Fortunately, humans can put into words the what and where of their pain. Dogs cannot, so it’s a pet parent’s job to watch for subtle and not so subtle signs that might indicate your dog is in pain. Especially if he is the “walk it off” type of pup.
With Covid-19 lockdowns resulting in people spending a lot more time with their dogs, it’s easier to tune into their pets’ emotions. Here are six of the most common ways your dog lets you know he’s in pain, even if he’s stoic about it.
What Causes Pain in Dogs?
Dogs, like humans, suffer from both acute (from an injury) and chronic pain, which is often the result of things like arthritis or dental problems.
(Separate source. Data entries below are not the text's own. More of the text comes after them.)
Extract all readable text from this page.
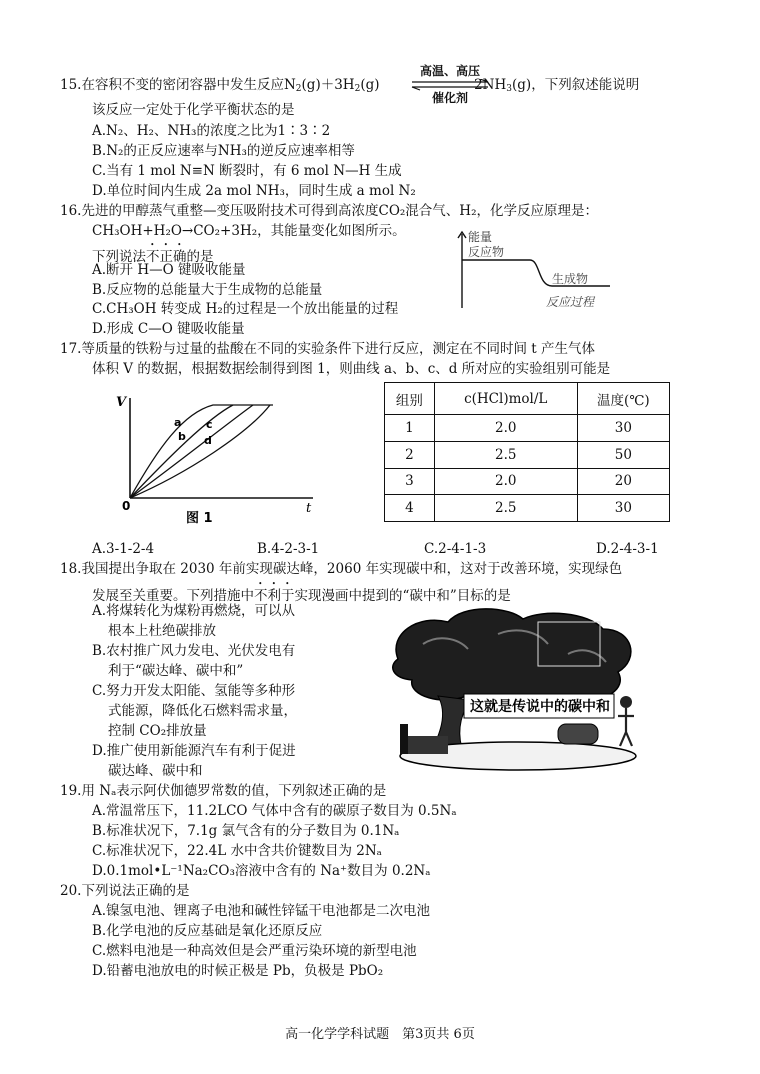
15.在容积不变的密闭容器中发生反应$N_2(g)+3H_2(g)$	$2NH_3(g)$，下列叙述能说明
高温、高压
催化剂
该反应一定处于化学平衡状态的是
A.N₂、H₂、NH₃的浓度之比为1∶3∶2
B.N₂的正反应速率与NH₃的逆反应速率相等
C.当有 1 mol N≡N 断裂时，有 6 mol N—H 生成
D.单位时间内生成 2a mol NH₃，同时生成 a mol N₂
16.先进的甲醇蒸气重整—变压吸附技术可得到高浓度CO₂混合气、H₂，化学反应原理是：
CH₃OH+H₂O→CO₂+3H₂，其能量变化如图所示。
下列说法不正确的是
A.断开 H—O 键吸收能量
B.反应物的总能量大于生成物的总能量
C.CH₃OH 转变成 H₂的过程是一个放出能量的过程
D.形成 C—O 键吸收能量
能量
反应物
生成物
反应过程
17.等质量的铁粉与过量的盐酸在不同的实验条件下进行反应，测定在不同时间 t 产生气体
体积 V 的数据，根据数据绘制得到图 1，则曲线 a、b、c、d 所对应的实验组别可能是
V
t
0
a
b
c
d
图 1
组别	c(HCl)mol/L	温度(℃)
1	2.0	30
2	2.5	50
3	2.0	20
4	2.5	30
A.3-1-2-4	B.4-2-3-1	C.2-4-1-3	D.2-4-3-1
18.我国提出争取在 2030 年前实现碳达峰，2060 年实现碳中和，这对于改善环境，实现绿色
发展至关重要。下列措施中不利于实现漫画中提到的“碳中和”目标的是
A.将煤转化为煤粉再燃烧，可以从
根本上杜绝碳排放
B.农村推广风力发电、光伏发电有
利于“碳达峰、碳中和”
C.努力开发太阳能、氢能等多种形
式能源，降低化石燃料需求量，
控制 CO₂排放量
D.推广使用新能源汽车有利于促进
碳达峰、碳中和
这就是传说中的碳中和
19.用 Nₐ表示阿伏伽德罗常数的值，下列叙述正确的是
A.常温常压下，11.2LCO 气体中含有的碳原子数目为 0.5Nₐ
B.标准状况下，7.1g 氯气含有的分子数目为 0.1Nₐ
C.标准状况下，22.4L 水中含共价键数目为 2Nₐ
D.0.1mol•L⁻¹Na₂CO₃溶液中含有的 Na⁺数目为 0.2Nₐ
20.下列说法正确的是
A.镍氢电池、锂离子电池和碱性锌锰干电池都是二次电池
B.化学电池的反应基础是氧化还原反应
C.燃料电池是一种高效但是会严重污染环境的新型电池
D.铅蓄电池放电的时候正极是 Pb，负极是 PbO₂
高一化学学科试题　第3页共 6页
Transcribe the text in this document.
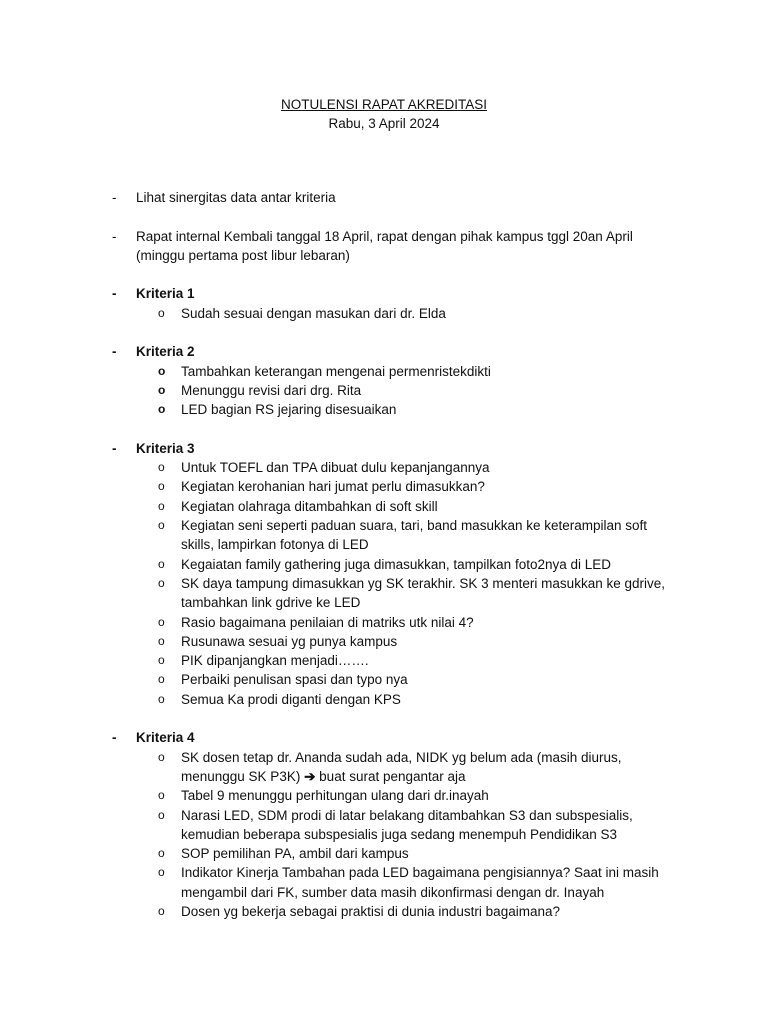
NOTULENSI RAPAT AKREDITASI
Rabu, 3 April 2024
- Lihat sinergitas data antar kriteria
- Rapat internal Kembali tanggal 18 April, rapat dengan pihak kampus tggl 20an April (minggu pertama post libur lebaran)
- Kriteria 1
o Sudah sesuai dengan masukan dari dr. Elda
- Kriteria 2
o Tambahkan keterangan mengenai permenristekdikti
o Menunggu revisi dari drg. Rita
o LED bagian RS jejaring disesuaikan
- Kriteria 3
o Untuk TOEFL dan TPA dibuat dulu kepanjangannya
o Kegiatan kerohanian hari jumat perlu dimasukkan?
o Kegiatan olahraga ditambahkan di soft skill
o Kegiatan seni seperti paduan suara, tari, band masukkan ke keterampilan soft skills, lampirkan fotonya di LED
o Kegaiatan family gathering juga dimasukkan, tampilkan foto2nya di LED
o SK daya tampung dimasukkan yg SK terakhir. SK 3 menteri masukkan ke gdrive, tambahkan link gdrive ke LED
o Rasio bagaimana penilaian di matriks utk nilai 4?
o Rusunawa sesuai yg punya kampus
o PIK dipanjangkan menjadi…….
o Perbaiki penulisan spasi dan typo nya
o Semua Ka prodi diganti dengan KPS
- Kriteria 4
o SK dosen tetap dr. Ananda sudah ada, NIDK yg belum ada (masih diurus, menunggu SK P3K) ➔ buat surat pengantar aja
o Tabel 9 menunggu perhitungan ulang dari dr.inayah
o Narasi LED, SDM prodi di latar belakang ditambahkan S3 dan subspesialis, kemudian beberapa subspesialis juga sedang menempuh Pendidikan S3
o SOP pemilihan PA, ambil dari kampus
o Indikator Kinerja Tambahan pada LED bagaimana pengisiannya? Saat ini masih mengambil dari FK, sumber data masih dikonfirmasi dengan dr. Inayah
o Dosen yg bekerja sebagai praktisi di dunia industri bagaimana?
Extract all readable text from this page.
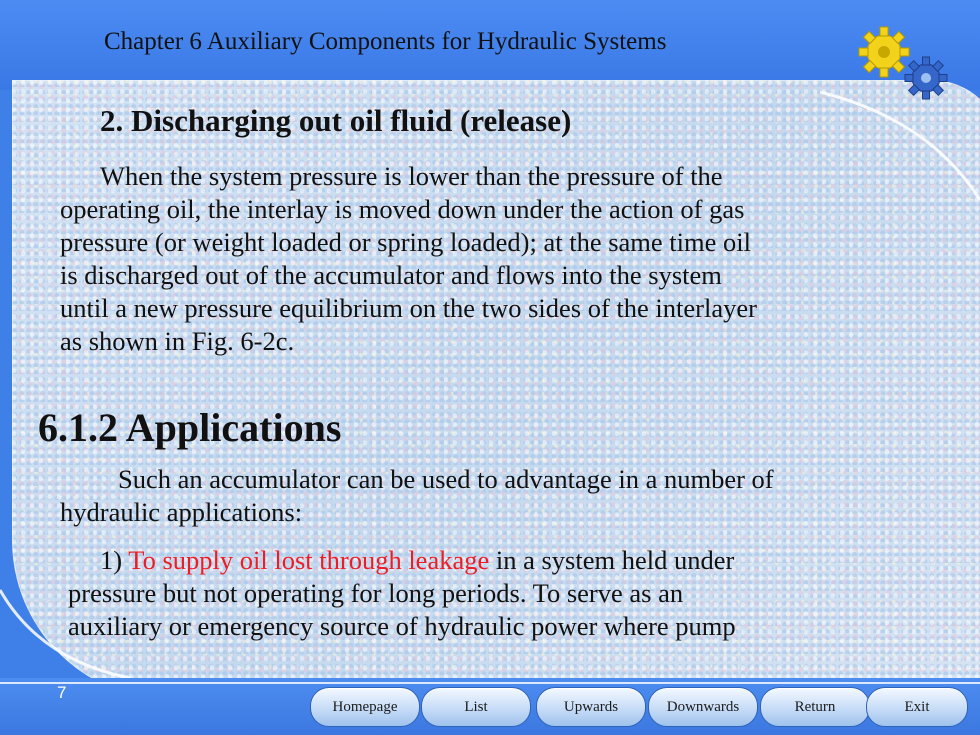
Chapter 6 Auxiliary Components for Hydraulic Systems
2. Discharging out oil fluid (release)
When the system pressure is lower than the pressure of the
operating oil, the interlay is moved down under the action of gas
pressure (or weight loaded or spring loaded); at the same time oil
is discharged out of the accumulator and flows into the system
until a new pressure equilibrium on the two sides of the interlayer
as shown in Fig. 6-2c.
6.1.2 Applications
Such an accumulator can be used to advantage in a number of
hydraulic applications:
1) To supply oil lost through leakage in a system held under
pressure but not operating for long periods. To serve as an
auxiliary or emergency source of hydraulic power where pump
7
Homepage	List	Upwards	Downwards	Return	Exit
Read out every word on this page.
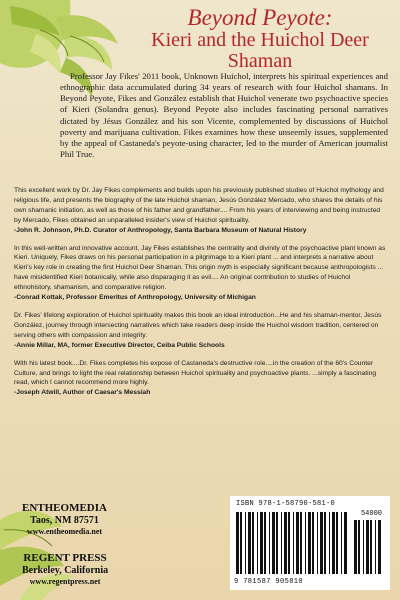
Beyond Peyote:
Kieri and the Huichol Deer Shaman

Professor Jay Fikes' 2011 book, Unknown Huichol, interprets his spiritual experiences and ethnographic data accumulated during 34 years of research with four Huichol shamans. In Beyond Peyote, Fikes and González establish that Huichol venerate two psychoactive species of Kieri (Solandra genus). Beyond Peyote also includes fascinating personal narratives dictated by Jésus González and his son Vicente, complemented by discussions of Huichol poverty and marijuana cultivation. Fikes examines how these unseemly issues, supplemented by the appeal of Castaneda's peyote-using character, led to the murder of American journalist Phil True.

This excellent work by Dr. Jay Fikes complements and builds upon his previously published studies of Huichol mythology and religious life, and presents the biography of the late Huichol shaman, Jesús González Mercado, who shares the details of his own shamanic initiation, as well as those of his father and grandfather.... From his years of interviewing and being instructed by Mercado, Fikes obtained an unparalleled insider's view of Huichol spirituality.
-John R. Johnson, Ph.D. Curator of Anthropology, Santa Barbara Museum of Natural History
In this well-written and innovative account, Jay Fikes establishes the centrality and divinity of the psychoactive plant known as Kieri. Uniquely, Fikes draws on his personal participation in a pilgrimage to a Kieri plant ... and interprets a narrative about Kieri's key role in creating the first Huichol Deer Shaman. This origin myth is especially significant because anthropologists ... have misidentified Kieri botanically, while also disparaging it as evil.... An original contribution to studies of Huichol ethnohistory, shamanism, and comparative religion.
-Conrad Kottak, Professor Emeritus of Anthropology, University of Michigan
Dr. Fikes' lifelong exploration of Huichol spirituality makes this book an ideal introduction...He and his shaman-mentor, Jesús González, journey through intersecting narratives which take readers deep inside the Huichol wisdom tradition, centered on serving others with compassion and integrity.
-Annie Millar, MA, former Executive Director, Ceiba Public Schools
With his latest book....Dr. Fikes completes his expose of Castaneda's destructive role....in the creation of the 60's Counter Culture, and brings to light the real relationship between Huichol spirituality and psychoactive plants. ...simply a fascinating read, which I cannot recommend more highly.
-Joseph Atwill, Author of Caesar's Messiah
ENTHEOMEDIA
Taos, NM 87571
www.entheomedia.net
REGENT PRESS
Berkeley, California
www.regentpress.net
ISBN 978-1-58790-581-0
54000
9 781587 905810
Anything that damages cells and/or creates inflammation can cause pain in dogs.
1. Excessive Vocalizations
Although it can be distressing to hear, your pet’s vocalization of his pain makes it easier for you to know something’s wrong. But unless there’s a physical action paired with the vocalization, it can be tough to tell what’s going on. Unusual or more frequent whining, whimpering, growling, snarling, and even howling should all be regarded as signs of underlying pain.
2. Constant Grooming
Self-grooming is a normal and natural behavior for your pet, but if it’s excessive or compulsive, it might be a sign he’s in pain. Because dogs often lick and groom where it hurts—even if the pain is internal—watch for obsessive licking of a specific area of his body.
3. Changes in Body and Posture
If you notice swelling in your dog’s legs, paws, or face, it’s a possible sign of inflammation, infection, or even cancer. Some dogs adopt a rigid and hunched stance with this type of pain. Others display a prayer-like posture where their front legs are on the ground and their hind quarters are in the air. This particular posture is common in dogs suffering from abdominal pain.
A sudden change in your pet’s disposition, including more aggressive behavior, can indicate pain. This is easier to spot in dogs that are typically more docile. If your pet begins acting in a more hostile manner, take extra care when checking him out for injuries.
5. Changes in Normal Habits
A noticeable difference in your pup’s eating, drinking, or sleeping habits can also indicate pain.
- Dogs in pain tend to sleep more.
- A loss of appetite can indicate abdominal or intestinal problems. Difficulty eating is often a sign of dental problems.
- Excessive or less frequent water drinking is a common pain signal.
Whether it’s from a sore paw, arthritic pain, or an injury, if your dog is limping it’s a sure sign something is hurting him. Mobility issues often require medical attention. A limp that doesn’t resolve in a day or two should be looked into.
How to Help if Your Dog’s in Pain
Of course, many of these symptoms can mean something other than pain. But if you find or notice something that worries you, or your pet starts exhibiting out of the ordinary behaviors, a call to the vet is likely in order.